Kuljit Kaur, head of business development at The Voucher Shop, said: “No one underestimates the extreme challenges that our NHS faces. However, in an age where austerity still governs, inexpensive recognition schemes and cost neutral benefits can be a quick and alternative way of motivating staff in the absence of pay rises. In fact, they could be the catalyst to create a significant shift in staff motivation and engagement within the workplace.”
According to The Voucher Shop there are some simple measures that can be put in place to help increase staff engagement and to help staff feel more valued in their roles:
- Engagement strategy. If you don’t have one, get one! Engaged employees are twenty times more likely to display job satisfaction, loyalty and productivity.
- Implement a reward programme. If pay increases are not possible, then consider non-cash incentives. Recognition of good work has been proven to be effective at motivating staff against measurable criteria. Cash incentives get lost among everyday bills, whereas non-cash rewards retain their presentation value.
- Determine the behaviours you would like to see in your ideal employee and recognise them. By creating a culture of recognition from both managers and peers you’ll motivate employees to display desired behaviours throughout the year, which will impact on organisational performance.
- Review your employee benefits. When salary freezes are commonplace it is essential to offer staff ways to make genuine savings on their everyday spending and demonstrate that your organisation is helping them to cope with the ever-increasing cost of living.
- Make reward and recognition obtainable by all, not just your top performers. Hospitals and Trusts can achieve greater gains by ensuring that their reward programmes set targets based on performance improvement and can be achieved by any member of staff, not just the top 10 per cent who are probably already giving everything they have.
- Empower managers and give them greater autonomy.
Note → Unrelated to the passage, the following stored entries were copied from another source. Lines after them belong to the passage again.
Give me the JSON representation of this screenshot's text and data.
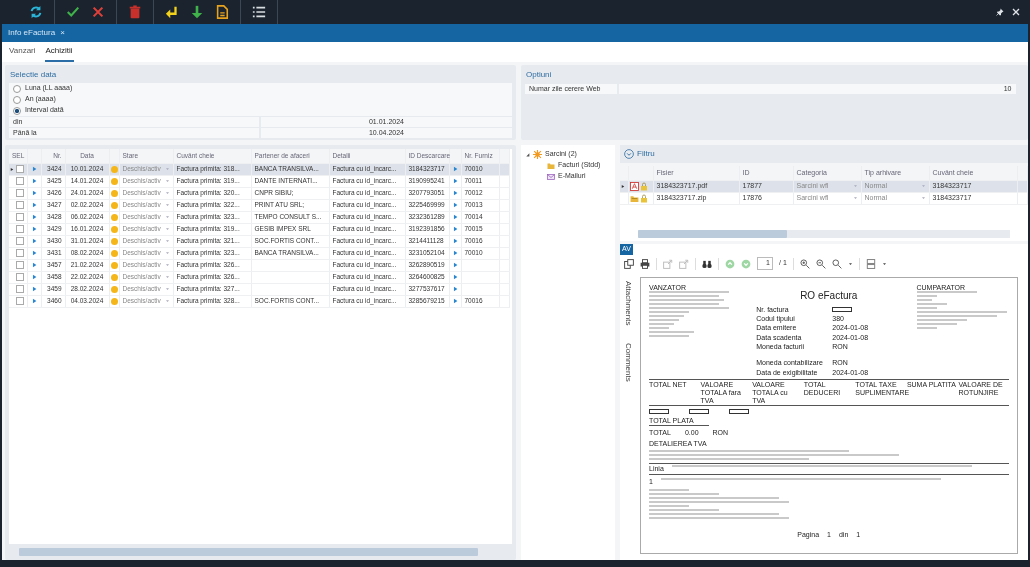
{
  "toolbar": {
    "groups": [
      [
        {
          "kind": "refresh"
        }
      ],
      [
        {
          "kind": "confirm"
        },
        {
          "kind": "cancel"
        }
      ],
      [
        {
          "kind": "delete"
        }
      ],
      [
        {
          "kind": "enter"
        },
        {
          "kind": "download"
        },
        {
          "kind": "document"
        }
      ],
      [
        {
          "kind": "list"
        }
      ]
    ]
  },
  "window_controls": [
    {
      "kind": "pin"
    },
    {
      "kind": "close"
    }
  ],
  "window": {
    "title": "Info eFactura",
    "close": "×"
  },
  "tabs": [
    {
      "label": "Vanzari",
      "selected": false
    },
    {
      "label": "Achizitii",
      "selected": true
    }
  ],
  "date_selection": {
    "title": "Selectie data",
    "options": [
      {
        "label": "Luna (LL aaaa)",
        "selected": false
      },
      {
        "label": "An (aaaa)",
        "selected": false
      },
      {
        "label": "Interval dată",
        "selected": true
      }
    ],
    "fields": [
      {
        "label": "din",
        "value": "01.01.2024"
      },
      {
        "label": "Până la",
        "value": "10.04.2024"
      }
    ]
  },
  "options": {
    "title": "Optiuni",
    "fields": [
      {
        "label": "Numar zile cerere Web",
        "value": "10"
      }
    ]
  },
  "invoices": {
    "columns": [
      "SEL",
      "Nr.",
      "Data",
      "Stare",
      "Cuvânt cheie",
      "Partener de afaceri",
      "Detalii",
      "ID Descarcare",
      "Nr. Furniz"
    ],
    "rows": [
      {
        "selected": true,
        "checked": false,
        "nr": "3424",
        "date": "10.01.2024",
        "status": "Deschis/activ",
        "keyword": "Factura primita: 318...",
        "partner": "BANCA TRANSILVA...",
        "details": "Factura cu id_incarc...",
        "download_id": "3184323717",
        "supplier_nr": "70010"
      },
      {
        "selected": false,
        "checked": false,
        "nr": "3425",
        "date": "14.01.2024",
        "status": "Deschis/activ",
        "keyword": "Factura primita: 319...",
        "partner": "DANTE INTERNATI...",
        "details": "Factura cu id_incarc...",
        "download_id": "3190995241",
        "supplier_nr": "70011"
      },
      {
        "selected": false,
        "checked": false,
        "nr": "3426",
        "date": "24.01.2024",
        "status": "Deschis/activ",
        "keyword": "Factura primita: 320...",
        "partner": "CNPR SIBIU;",
        "details": "Factura cu id_incarc...",
        "download_id": "3207793051",
        "supplier_nr": "70012"
      },
      {
        "selected": false,
        "checked": false,
        "nr": "3427",
        "date": "02.02.2024",
        "status": "Deschis/activ",
        "keyword": "Factura primita: 322...",
        "partner": "PRINT ATU SRL;",
        "details": "Factura cu id_incarc...",
        "download_id": "3225469999",
        "supplier_nr": "70013"
      },
      {
        "selected": false,
        "checked": false,
        "nr": "3428",
        "date": "06.02.2024",
        "status": "Deschis/activ",
        "keyword": "Factura primita: 323...",
        "partner": "TEMPO CONSULT S...",
        "details": "Factura cu id_incarc...",
        "download_id": "3232361289",
        "supplier_nr": "70014"
      },
      {
        "selected": false,
        "checked": false,
        "nr": "3429",
        "date": "16.01.2024",
        "status": "Deschis/activ",
        "keyword": "Factura primita: 319...",
        "partner": "GESIB IMPEX SRL",
        "details": "Factura cu id_incarc...",
        "download_id": "3192391856",
        "supplier_nr": "70015"
      },
      {
        "selected": false,
        "checked": false,
        "nr": "3430",
        "date": "31.01.2024",
        "status": "Deschis/activ",
        "keyword": "Factura primita: 321...",
        "partner": "SOC.FORTIS CONT...",
        "details": "Factura cu id_incarc...",
        "download_id": "3214411128",
        "supplier_nr": "70016"
      },
      {
        "selected": false,
        "checked": false,
        "nr": "3431",
        "date": "08.02.2024",
        "status": "Deschis/activ",
        "keyword": "Factura primita: 323...",
        "partner": "BANCA TRANSILVA...",
        "details": "Factura cu id_incarc...",
        "download_id": "3231052104",
        "supplier_nr": "70010"
      },
      {
        "selected": false,
        "checked": false,
        "nr": "3457",
        "date": "21.02.2024",
        "status": "Deschis/activ",
        "keyword": "Factura primita: 326...",
        "details": "Factura cu id_incarc...",
        "download_id": "3262890519"
      },
      {
        "selected": false,
        "checked": false,
        "nr": "3458",
        "date": "22.02.2024",
        "status": "Deschis/activ",
        "keyword": "Factura primita: 326...",
        "details": "Factura cu id_incarc...",
        "download_id": "3264600825"
      },
      {
        "selected": false,
        "checked": false,
        "nr": "3459",
        "date": "28.02.2024",
        "status": "Deschis/activ",
        "keyword": "Factura primita: 327...",
        "details": "Factura cu id_incarc...",
        "download_id": "3277537617"
      },
      {
        "selected": false,
        "checked": false,
        "nr": "3460",
        "date": "04.03.2024",
        "status": "Deschis/activ",
        "keyword": "Factura primita: 328...",
        "partner": "SOC.FORTIS CONT...",
        "details": "Factura cu id_incarc...",
        "download_id": "3285679215",
        "supplier_nr": "70016"
      }
    ]
  },
  "tree": [
    {
      "label": "Sarcini (2)",
      "kind": "tasks",
      "expanded": true,
      "children": [
        {
          "label": "Facturi (Stdd)",
          "kind": "folder"
        },
        {
          "label": "E-Mailuri",
          "kind": "mail"
        }
      ]
    }
  ],
  "filter": {
    "title": "Filtru"
  },
  "files": {
    "columns": [
      "Fisier",
      "ID",
      "Categoria",
      "Tip arhivare",
      "Cuvânt cheie"
    ],
    "rows": [
      {
        "selected": true,
        "kind": "pdf",
        "name": "3184323717.pdf",
        "id": "17877",
        "category": "Sarcini wfl",
        "archive_type": "Normal",
        "keyword": "3184323717"
      },
      {
        "selected": false,
        "kind": "zip",
        "name": "3184323717.zip",
        "id": "17876",
        "category": "Sarcini wfl",
        "archive_type": "Normal",
        "keyword": "3184323717"
      }
    ]
  },
  "viewer": {
    "badge": "AV",
    "page": "1",
    "page_count": "/ 1",
    "side_tabs": [
      "Attachments",
      "Comments"
    ],
    "document": {
      "title": "RO eFactura",
      "seller_heading": "VANZATOR",
      "buyer_heading": "CUMPARATOR",
      "invoice_fields": [
        {
          "label": "Nr. factura",
          "kind": "box"
        },
        {
          "label": "Codul tipului",
          "value": "380"
        },
        {
          "label": "Data emitere",
          "value": "2024-01-08"
        },
        {
          "label": "Data scadenta",
          "value": "2024-01-08"
        },
        {
          "label": "Moneda facturii",
          "value": "RON"
        }
      ],
      "accounting_fields": [
        {
          "label": "Moneda contabilizare",
          "value": "RON"
        },
        {
          "label": "Data de exigibilitate",
          "value": "2024-01-08"
        }
      ],
      "total_headings": [
        "TOTAL NET",
        "VALOARE TOTALA fara TVA",
        "VALOARE TOTALA cu TVA",
        "TOTAL DEDUCERI",
        "TOTAL TAXE SUPLIMENTARE",
        "SUMA PLATITA",
        "VALOARE DE ROTUNJIRE"
      ],
      "total_payable": "TOTAL PLATA",
      "total": {
        "label": "TOTAL",
        "amount": "0.00",
        "currency": "RON"
      },
      "vat_heading": "DETALIEREA TVA",
      "line_heading": "Linia",
      "line_nr": "1",
      "footer": {
        "label": "Pagina",
        "page": "1",
        "of": "din",
        "pages": "1"
      }
    }
  }
}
Give managers the tools they need to create development programmes that evolve throughout the year. Don’t wait for the annual appraisal, use recognition scheme data to give an indication of how well colleagues regard an individual and act on this information accordingly.
- Focus on measurement. Decide how you will determine if all these initiatives have made a genuine impact on staff motivation, retention, and improvement in patient care.